Seeing that success really fueled his interest in this type of therapy. Since that procedure, Fribie has talked with other clinicians about this case. “Every surgeon I’ve shown the still images to would say, ‘that horse would never come back’” from the injury.
McIlwraith, a University Distinguished Professor and founding director of the Orthopaedic Research Center, described Barry’s 2003 study as “spectacular.”
“It’s changed how we’ve handled injuries,” he said, describing how the team at CSU successfully treated horses with stem cells after conventional therapies for meniscal and cartilage injuries had failed.

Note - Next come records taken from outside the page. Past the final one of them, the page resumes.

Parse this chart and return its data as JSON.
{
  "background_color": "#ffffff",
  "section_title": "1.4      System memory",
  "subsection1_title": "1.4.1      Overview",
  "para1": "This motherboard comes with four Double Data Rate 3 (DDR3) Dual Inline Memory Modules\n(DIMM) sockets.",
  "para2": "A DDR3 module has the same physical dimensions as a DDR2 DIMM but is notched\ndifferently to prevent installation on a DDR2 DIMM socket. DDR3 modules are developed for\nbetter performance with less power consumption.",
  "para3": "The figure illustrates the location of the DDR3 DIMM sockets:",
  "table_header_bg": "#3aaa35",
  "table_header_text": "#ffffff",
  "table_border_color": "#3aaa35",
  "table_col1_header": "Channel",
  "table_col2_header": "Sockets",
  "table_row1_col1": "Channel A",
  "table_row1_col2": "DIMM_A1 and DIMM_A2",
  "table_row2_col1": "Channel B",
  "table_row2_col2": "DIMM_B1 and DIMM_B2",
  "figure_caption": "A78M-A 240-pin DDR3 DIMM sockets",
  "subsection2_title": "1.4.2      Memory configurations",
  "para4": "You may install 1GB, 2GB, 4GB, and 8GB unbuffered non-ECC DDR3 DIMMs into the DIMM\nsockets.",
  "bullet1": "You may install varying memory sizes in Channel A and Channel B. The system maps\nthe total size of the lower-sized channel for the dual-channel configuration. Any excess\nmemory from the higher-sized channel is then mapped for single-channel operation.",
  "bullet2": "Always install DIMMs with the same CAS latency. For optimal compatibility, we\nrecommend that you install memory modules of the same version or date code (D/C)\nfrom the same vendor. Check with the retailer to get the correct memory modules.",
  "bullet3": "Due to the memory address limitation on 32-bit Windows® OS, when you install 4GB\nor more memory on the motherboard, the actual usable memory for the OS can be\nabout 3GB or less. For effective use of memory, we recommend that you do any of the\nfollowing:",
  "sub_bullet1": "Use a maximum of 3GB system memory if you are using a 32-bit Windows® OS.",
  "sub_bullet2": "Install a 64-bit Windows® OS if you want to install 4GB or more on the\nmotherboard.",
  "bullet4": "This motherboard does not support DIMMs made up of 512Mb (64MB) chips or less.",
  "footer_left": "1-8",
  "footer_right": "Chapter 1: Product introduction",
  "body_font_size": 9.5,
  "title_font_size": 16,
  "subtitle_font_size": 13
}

Barry said stem cell therapy is a good example of where animal medicine and human medicine run parallel paths. Teaming up with CSU over the years has provided an opportunity for his team to see the results from large-animal studies. In return, Frisbie, McIlwraith and CSU veterinarians have benefitted from Barry’s discoveries in human clinical studies.
About the Translational Medicine Institute
The Translational Medicine Institute is uniquely positioned for discoveries in translational medicine, as biologic therapies – which leverage the body’s own healing powers – present a new therapeutic frontier. The institute will draw on established areas of CSU research expertise in orthopaedics, biomedical engineering, immunology, infectious disease, surgical advances, and other medical fields.